I've used similar paints on motorcycle exhausts, and generally speaking they hold up for about a year or so before they start to burn/flake off, especially at the bends/hot spots. Of course this is a bit different, I doubt this application gets quite as hot.


----------



## Michigan Paul (Dec 20, 2021)

I have used that stuff for years. The trick is in the prep. Wipe down with acetone to remove any oils, scuff the surface with brown scotch-brite pads and slow bake . Used the same ceramic paint on a Sportster exhaust bike built strictly built for the drag strip and never an issue. Was an original 883cc out to 1200cc with Andrew's cams, Wiseco pistons, Adjustable Accel ign module, big Mikuni carb jetted rich for top end and a set of radically ported and milled heads. Compression calculated was 13-1 Turbo Blue fuel ONLY...... old fart retired biker here.


----------



## jherbicide (Oct 14, 2021)

That makes sense… I’ve only used it on 2 stroke bikes, i think their EGT surpass a 4 stroke by a wide margin.
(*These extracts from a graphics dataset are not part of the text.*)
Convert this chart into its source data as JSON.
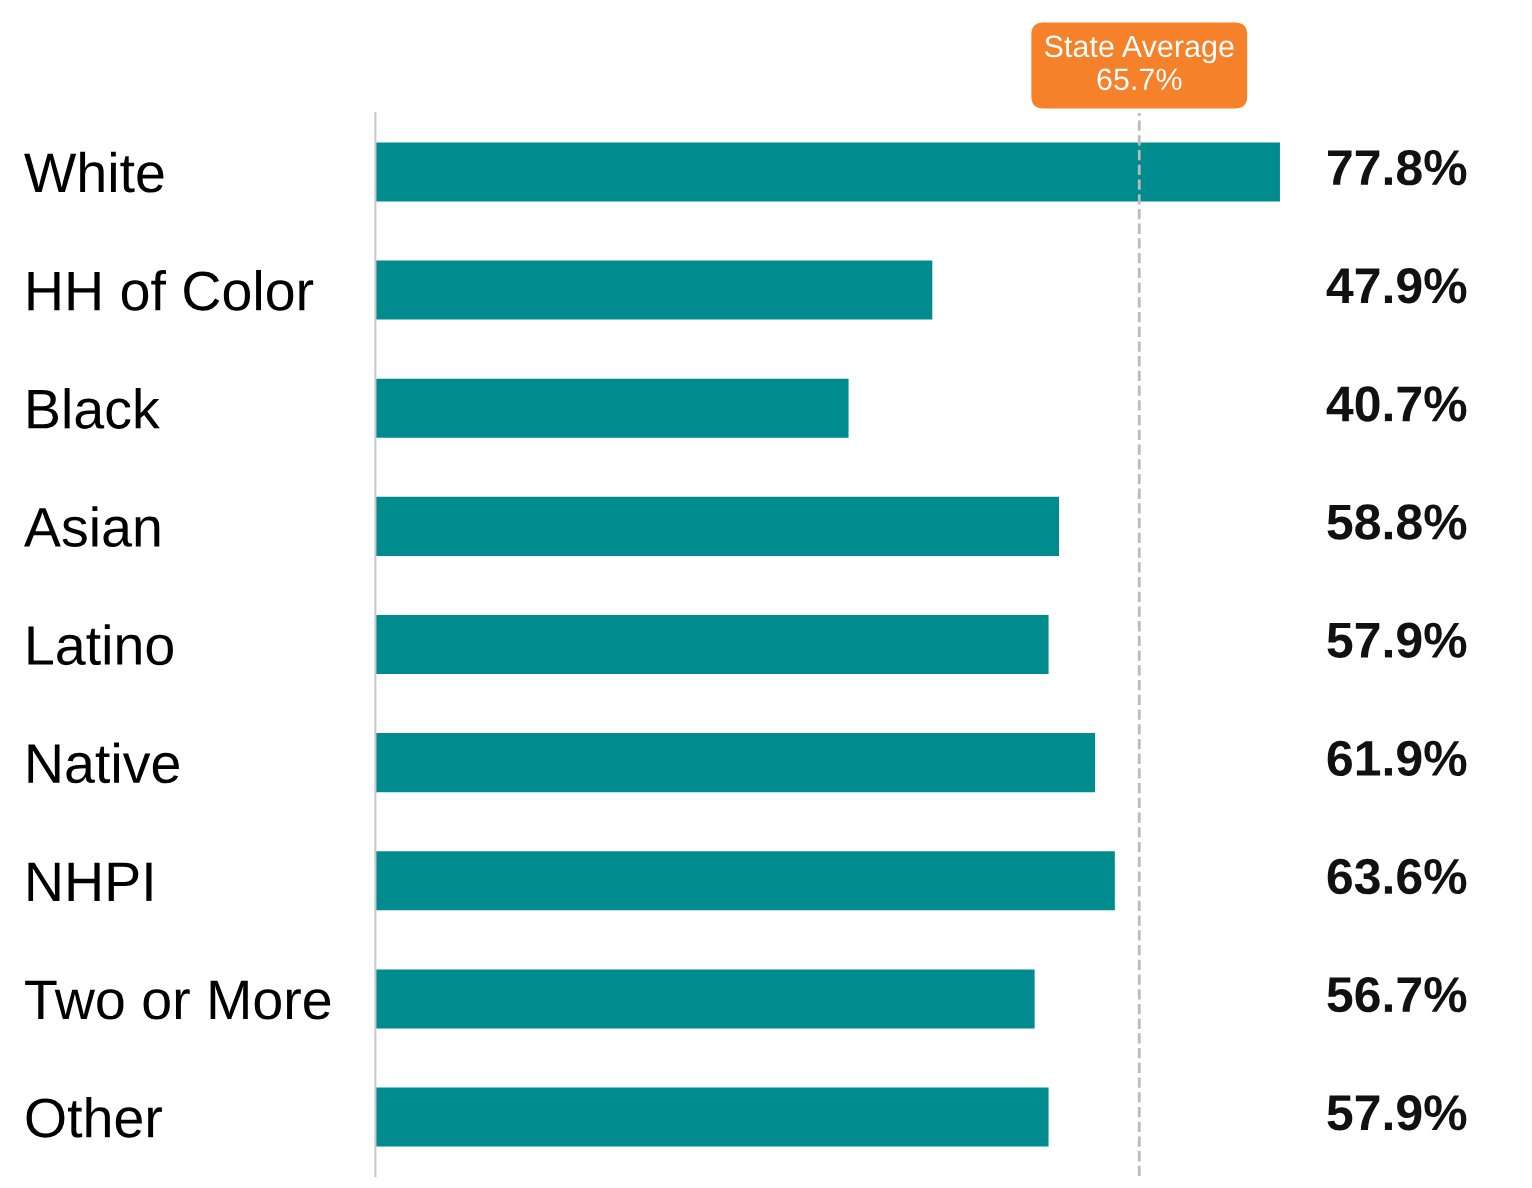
{
  "chart_data": {
    "type": "bar",
    "orientation": "horizontal",
    "categories": [
      "White",
      "HH of Color",
      "Black",
      "Asian",
      "Latino",
      "Native",
      "NHPI",
      "Two or More",
      "Other"
    ],
    "values": [
      77.8,
      47.9,
      40.7,
      58.8,
      57.9,
      61.9,
      63.6,
      56.7,
      57.9
    ],
    "value_labels": [
      "77.8%",
      "47.9%",
      "40.7%",
      "58.8%",
      "57.9%",
      "61.9%",
      "63.6%",
      "56.7%",
      "57.9%"
    ],
    "color": "#008b8f",
    "tick_labels": "y",
    "grid": false,
    "ref_lines": [
      {
        "axis": "x",
        "value": 65.7,
        "label": "State Average\n65.7%",
        "color": "#bbbbbb",
        "line_style": "dashed"
      }
    ]
  }
}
But…on the snowblower even if it does flake off it’s still performing the task at hand.


----------



## comedic.hearsay (Dec 4, 2021)

I like the new one, quicker to get to the carb.


----------



## comedic.hearsay (Dec 4, 2021)

A negative on the new one is that the gas tank doesn't completely empty during use. The old style would empty completely.


----------